Fifteen hours after he was shot, Alex Ward Fritch, 49, became the ninth victim of a tragedy that has ripped apart families from Tracy through San Jose and Santa Cruz. But before that, he was a devoted father who supported Terra through multiple spinal surgeries, who loved his three kids and who worked overtime as his family’s sole financial provider. A GoFundMe was created to support the family.
He had a 30-year-old daughter from a previous relationship plus two sons, 16 and 18 years old, with Terra, one of whom is transgender.
“He stood right there by him and loves him and supported him no matter what,” she said. “He was our rock for this family.”
He leaves behind a legacy that includes Fred and Ginger’s Exotic Cocktail Bar and Lounge, the tiki bar he built in their covered back patio and named after a pair of decorative parrots they picked up on vacation in Mexico, he told the blog Tiki with Ray.
A lover of midcentury design who dreamed of living in — or even building — an Eichler home, Alex took to the tiki bar community with gusto, even going to a tiki bar crawl in Sacramento.

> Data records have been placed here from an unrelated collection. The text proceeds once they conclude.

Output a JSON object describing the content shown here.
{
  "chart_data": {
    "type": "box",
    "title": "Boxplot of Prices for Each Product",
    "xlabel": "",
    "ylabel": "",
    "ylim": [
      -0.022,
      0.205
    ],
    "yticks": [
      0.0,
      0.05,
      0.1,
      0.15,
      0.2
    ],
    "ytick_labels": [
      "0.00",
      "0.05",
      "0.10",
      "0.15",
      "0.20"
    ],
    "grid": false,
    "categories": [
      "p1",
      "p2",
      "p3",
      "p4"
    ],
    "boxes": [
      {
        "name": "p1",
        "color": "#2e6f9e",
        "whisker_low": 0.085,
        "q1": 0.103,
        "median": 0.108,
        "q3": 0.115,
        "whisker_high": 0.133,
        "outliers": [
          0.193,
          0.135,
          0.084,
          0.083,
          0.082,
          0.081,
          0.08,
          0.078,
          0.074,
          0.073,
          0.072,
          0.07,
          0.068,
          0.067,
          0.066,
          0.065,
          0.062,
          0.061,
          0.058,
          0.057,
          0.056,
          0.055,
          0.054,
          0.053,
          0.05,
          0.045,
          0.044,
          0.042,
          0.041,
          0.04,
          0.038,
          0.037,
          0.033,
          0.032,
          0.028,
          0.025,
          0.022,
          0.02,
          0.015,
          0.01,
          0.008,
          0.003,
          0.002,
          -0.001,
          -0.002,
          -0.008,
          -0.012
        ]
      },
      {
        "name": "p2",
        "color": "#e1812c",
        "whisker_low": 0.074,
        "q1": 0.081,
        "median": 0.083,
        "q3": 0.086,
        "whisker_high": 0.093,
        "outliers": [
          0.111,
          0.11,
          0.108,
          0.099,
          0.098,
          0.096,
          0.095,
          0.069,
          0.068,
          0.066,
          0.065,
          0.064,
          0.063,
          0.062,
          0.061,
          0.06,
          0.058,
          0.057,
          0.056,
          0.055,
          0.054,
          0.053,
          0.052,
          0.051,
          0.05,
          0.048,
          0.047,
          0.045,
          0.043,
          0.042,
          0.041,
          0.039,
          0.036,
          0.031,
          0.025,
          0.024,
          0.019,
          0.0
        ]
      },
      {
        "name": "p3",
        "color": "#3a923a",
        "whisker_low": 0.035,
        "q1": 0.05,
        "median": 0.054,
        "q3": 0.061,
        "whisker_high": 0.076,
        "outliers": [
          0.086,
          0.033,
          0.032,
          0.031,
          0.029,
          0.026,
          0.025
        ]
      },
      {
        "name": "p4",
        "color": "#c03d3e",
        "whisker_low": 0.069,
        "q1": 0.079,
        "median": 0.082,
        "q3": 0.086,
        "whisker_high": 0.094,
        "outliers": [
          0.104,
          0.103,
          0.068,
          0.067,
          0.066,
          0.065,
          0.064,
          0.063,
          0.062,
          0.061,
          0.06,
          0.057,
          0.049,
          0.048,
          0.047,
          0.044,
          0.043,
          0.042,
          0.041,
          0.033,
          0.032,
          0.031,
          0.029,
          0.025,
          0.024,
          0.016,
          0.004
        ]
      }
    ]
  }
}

“He was the life of the party. Always there with a friendly quip, a kind word, or to make a funny face when you’re taking a selfie,” fellow tiki aficionado Kevin Crossman wrote. “I had finally found a friend to nerd out with on this rum and cocktail stuff. Now he’s gone.”
He’s gone and Terra is left grappling with the senselessness of his death. They own guns, she said, but wants owners to have to be responsible for how their weapons are used. It’s something she and Alex discussed often.
“I’m sick and tired of people saying something needs to change and then not doing something about it,” she said. “We have to go through more hoops to get a driver’s license than we need a gun.”
Now what’s left is what he won’t be able to do. His oldest son graduates next week, without his dad. They were going to Hawaii for the first time in September to renew their vows after two decades together — “he was trying to get in shape so he’d look good in the pictures,” Terra said.
“We had something that people dream of, we had that fairytale relationship,” she said. “We were literally each others’ best friends and I don’t know how I’m going to move on but I’m going to take it second by second and just keep remembering to breathe.”